Nesta série de artigos trataremos em ordem cronológica da história de seis significativas praças comerciais fortificadas portuguesas ao longo dos séculos: São Jorge da Mina, Goa, Malaca, Ormuz, Mazagão e Colônia do Sacramento, esta última intimamente vinculada ao Brasil. O Brasil se mostrará uma exceção à estratégia comercial do império português de se concentrar a princípio em cidadelas comerciais em pontos de convergência de mercadores, sem ocupação territorial. Mas essa é uma outra história!

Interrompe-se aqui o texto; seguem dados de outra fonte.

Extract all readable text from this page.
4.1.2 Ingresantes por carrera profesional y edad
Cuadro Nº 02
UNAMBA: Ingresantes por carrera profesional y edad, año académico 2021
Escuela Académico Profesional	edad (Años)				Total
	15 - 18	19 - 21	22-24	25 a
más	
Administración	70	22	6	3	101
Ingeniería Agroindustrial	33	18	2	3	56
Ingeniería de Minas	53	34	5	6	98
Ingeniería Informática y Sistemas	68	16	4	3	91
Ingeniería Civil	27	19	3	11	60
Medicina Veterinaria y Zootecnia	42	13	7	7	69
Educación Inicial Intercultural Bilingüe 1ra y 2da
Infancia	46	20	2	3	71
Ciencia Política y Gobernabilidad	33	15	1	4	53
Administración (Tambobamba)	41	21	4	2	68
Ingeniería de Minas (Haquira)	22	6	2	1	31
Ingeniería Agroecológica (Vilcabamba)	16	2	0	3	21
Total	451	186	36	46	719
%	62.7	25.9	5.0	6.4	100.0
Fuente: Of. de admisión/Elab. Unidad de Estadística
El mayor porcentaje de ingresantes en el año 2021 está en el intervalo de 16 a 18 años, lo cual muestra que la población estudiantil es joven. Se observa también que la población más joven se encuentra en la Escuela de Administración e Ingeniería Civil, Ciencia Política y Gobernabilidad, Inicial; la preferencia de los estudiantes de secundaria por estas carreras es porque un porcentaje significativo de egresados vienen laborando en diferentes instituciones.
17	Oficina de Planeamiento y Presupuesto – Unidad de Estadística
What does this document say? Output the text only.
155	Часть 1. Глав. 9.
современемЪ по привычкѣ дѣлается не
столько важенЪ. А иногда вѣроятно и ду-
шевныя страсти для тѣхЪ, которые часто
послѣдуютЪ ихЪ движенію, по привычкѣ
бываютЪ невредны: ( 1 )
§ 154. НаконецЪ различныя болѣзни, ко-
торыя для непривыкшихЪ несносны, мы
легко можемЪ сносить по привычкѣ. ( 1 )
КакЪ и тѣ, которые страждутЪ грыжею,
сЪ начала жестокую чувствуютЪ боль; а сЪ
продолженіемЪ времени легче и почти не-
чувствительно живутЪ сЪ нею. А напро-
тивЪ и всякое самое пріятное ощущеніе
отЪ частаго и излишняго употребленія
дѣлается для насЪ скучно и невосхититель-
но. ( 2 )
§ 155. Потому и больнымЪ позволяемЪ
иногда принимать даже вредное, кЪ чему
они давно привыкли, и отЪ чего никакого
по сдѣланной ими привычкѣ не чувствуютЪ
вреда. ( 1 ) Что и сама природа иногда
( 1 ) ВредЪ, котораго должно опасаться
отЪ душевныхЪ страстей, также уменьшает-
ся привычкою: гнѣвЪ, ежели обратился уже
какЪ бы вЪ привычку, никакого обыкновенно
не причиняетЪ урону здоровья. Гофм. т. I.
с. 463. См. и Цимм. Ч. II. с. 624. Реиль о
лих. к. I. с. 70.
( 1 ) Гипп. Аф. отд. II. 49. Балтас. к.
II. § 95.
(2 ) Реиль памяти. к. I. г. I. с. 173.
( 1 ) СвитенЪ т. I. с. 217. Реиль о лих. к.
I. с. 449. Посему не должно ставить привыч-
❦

José Alfredo Vidigal Pontes: historiador e jornalista. Graduado em História pela USP é autor de livros sobre a história do Brasil.

Comentários

6 COMENTÁRIOS

  1. Parabéns. Muito bom artigo em um assunto muito importante para nós portugueses e descendentes de portugueses. Infelizmente sinto aqui uma atmosfera hostil a Portugal, a quem tudo devemos.

    • Prezado Eduardo:

      Grato pelo comprimento.
      Realmente esse assunto é básico para entendermos a nós mesmos, portugueses e luso brasileiros!
      Muito me honra minha origem lusitana !
      Nós, os brasileiros, somos daqueles que navegaram e reproduzimos nossa herança cultural, sobretudo a língua.
      Como disseram os poetas Ruy Guerra e Chico Buarque de Hollanda, referindo-se ao Brasil colonial
      “Ah, essa terra vai cumprir seu ideal: tornar-se um imenso Portugal !”
      Abraço,
      José Alfredo

  2. Muito interessante as informações contidas nesse post.
    Sobre o assunto vale a pena conhecer o livro de Roger Crowley – Os Conquistadores – Como Portugal forjou o primeiro império global, da editora Crítica, editado em 2016

  3. Prezada Isabel;
    Antes de mais nada desejo agradecer sua colaboração e atenção.
    Vou consultar suas preciosas indicações.
    Realmente admito que ouve um lapso de minha parte ao não mencionar que tamém eram trocadas mercadoris européias na fortaleza de Arguim, tais como tecidos e objetos de cobre.
    Entretanto, C. R. Boxer, na sua clássica obra “O Império Marítimo Português 1415-1825”, dá margem a uma ilação de que haveriam também produtos marroquinos nas mercadorias ofertadas aos locais. Isso ao citar que também eram levados cavalos e trigo dentre as mercadorias para trocas, mercadorias estas tradicionalmente compradas aos marroquinos:
    “A primeira feitoria foi estabelecida em Arguim (ao sul do Cabo Branco) por volta de 1445, numa tentativa de desviar o comércio transariano do Sudão Ocidental. Dois anos mais tarde foi construido um castelo onde os portugueses trocavam cavalos, tecidos, objetos de cobre e trigo por pó de ouro, escravos e marfim.”
    Boxer, C. R – “O Império Marítimo Português 1415-1825”, Lisboa, Edições 70, 2017, página 42.
    Atenciosamente,
    José Alfredo

  4. No Sahara Ocidental não trocavam nada de origem marroquina uma vez que não havia presença marroquina nem comércio marroquino, trocavam sim coisas com os nativos o povo saharaui. Para mais informação consultar a bibliografia na torre do tombo e ler Crónica de Guiné de Gomes Eanes de Zurara.